The season will also include John Osborne's 1957 play The Entertainer, directed by Maxwell in the Festival Theatre Rehearsal Studio; Shaw's The Devil's Disciple, directed by Polish director Tadeusz Bradecki in the Festival Theatre; Shaw's satire of philosophy, playwriting and acting, In Good King Charles's Golden Days, directed by Eda Holmes, a the Royal George; Garson Kanin's classic comedy Born Yesterday, directed by Neil Munro, on the Festival Theatre stage; Eugene O'Neill's drama A Moon for the Misbegotten, directed by Joseph Ziegler, in the Court House Theatre; Canadian playwright Michel Tremblay's Albertine in Five Times, in a new translation by Linda Gaboriau and directed by Micheline Chevrier, at the Court House; Stephen Sondheim and James Lapine's Sunday in the Park with George, directed by Alisa Palmer, in the Royal George Theatre; a reading series of "contemporary Shavian writers" including full-length plays that represent contemporary writing at its best — including the Pulitzer Prize-winning drama Topdog/Underdog.

As part of the 2009 reading series, The Shaw will also present a new musical based on the brief life of Maria Severa Onofriana, a famous Portuguese fado singer who achieved near-mythical status after her death. Maria Severa is written by Shaw Festival music director Paul Sportelli and ensemble member Jay Turvey, whose musical Tristan received its world premiere at The Shaw in 2007.

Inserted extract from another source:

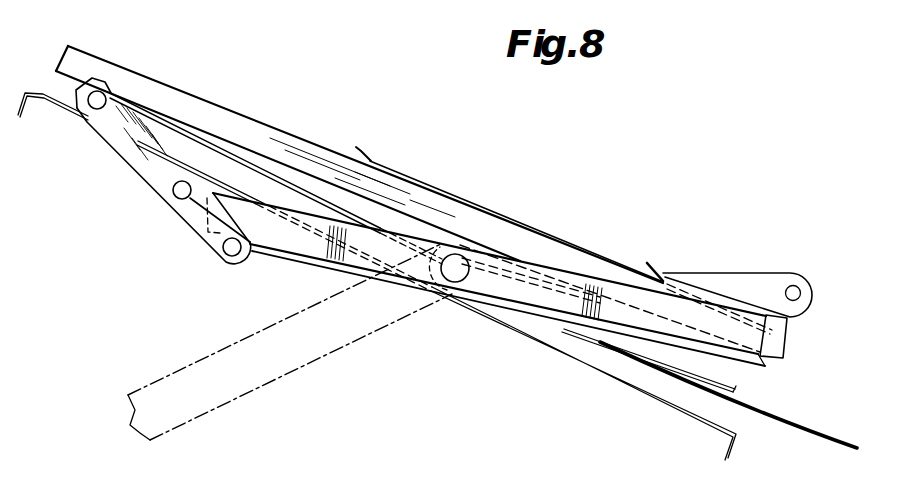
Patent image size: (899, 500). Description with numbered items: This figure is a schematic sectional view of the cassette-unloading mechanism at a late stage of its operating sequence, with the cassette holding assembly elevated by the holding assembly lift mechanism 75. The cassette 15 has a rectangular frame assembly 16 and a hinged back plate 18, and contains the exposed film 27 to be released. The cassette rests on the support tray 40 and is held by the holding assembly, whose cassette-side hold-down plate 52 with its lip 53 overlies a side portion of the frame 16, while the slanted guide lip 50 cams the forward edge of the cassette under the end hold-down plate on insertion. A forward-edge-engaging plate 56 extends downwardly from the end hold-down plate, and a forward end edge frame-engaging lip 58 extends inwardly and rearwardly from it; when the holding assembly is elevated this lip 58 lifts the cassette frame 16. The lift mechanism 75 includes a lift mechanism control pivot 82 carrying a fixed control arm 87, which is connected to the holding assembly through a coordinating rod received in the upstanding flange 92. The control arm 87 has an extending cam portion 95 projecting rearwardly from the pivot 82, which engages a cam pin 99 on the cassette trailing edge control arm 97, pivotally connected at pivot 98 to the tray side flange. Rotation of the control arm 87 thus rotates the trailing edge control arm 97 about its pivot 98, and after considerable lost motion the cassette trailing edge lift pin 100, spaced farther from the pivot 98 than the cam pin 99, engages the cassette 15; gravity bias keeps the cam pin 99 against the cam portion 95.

The Shaw's play development program "is actively engaged with writers, providing dramaturgical support, playwright-in-residence opportunities and workshops with actors, often working towards producing new work for The Shaw's stages." In addition to Maria Severa, other projects in development include an adaptation of Oscar Wilde's The Canterville Ghost by Robin Patterson, artistic director of St. Catharines' Theatre Beyond Words; Kaj Munk by Dave Carley, The Shaw's 2008 playwright-in-residence; an adaptation, by associate director Neil Munro, of Henrik Ibsen's The Master Builder; and an exciting new project with Cahoots Theatre Projects exploring and developing work from Asia and China of the mandate period.

Tickets for the 2009 season go on sale to Shaw Festival Members starting Nov. 8. Tickets go on sale to groups and schools on Jan. 5, 2009. Tickets go on sale to The Shaw's "high-loyalty customers" on Jan. 3, 2009, and to the general public by mail, fax or online on Jan. 5, 2009 and by phone or in person on Jan. 10, 2009.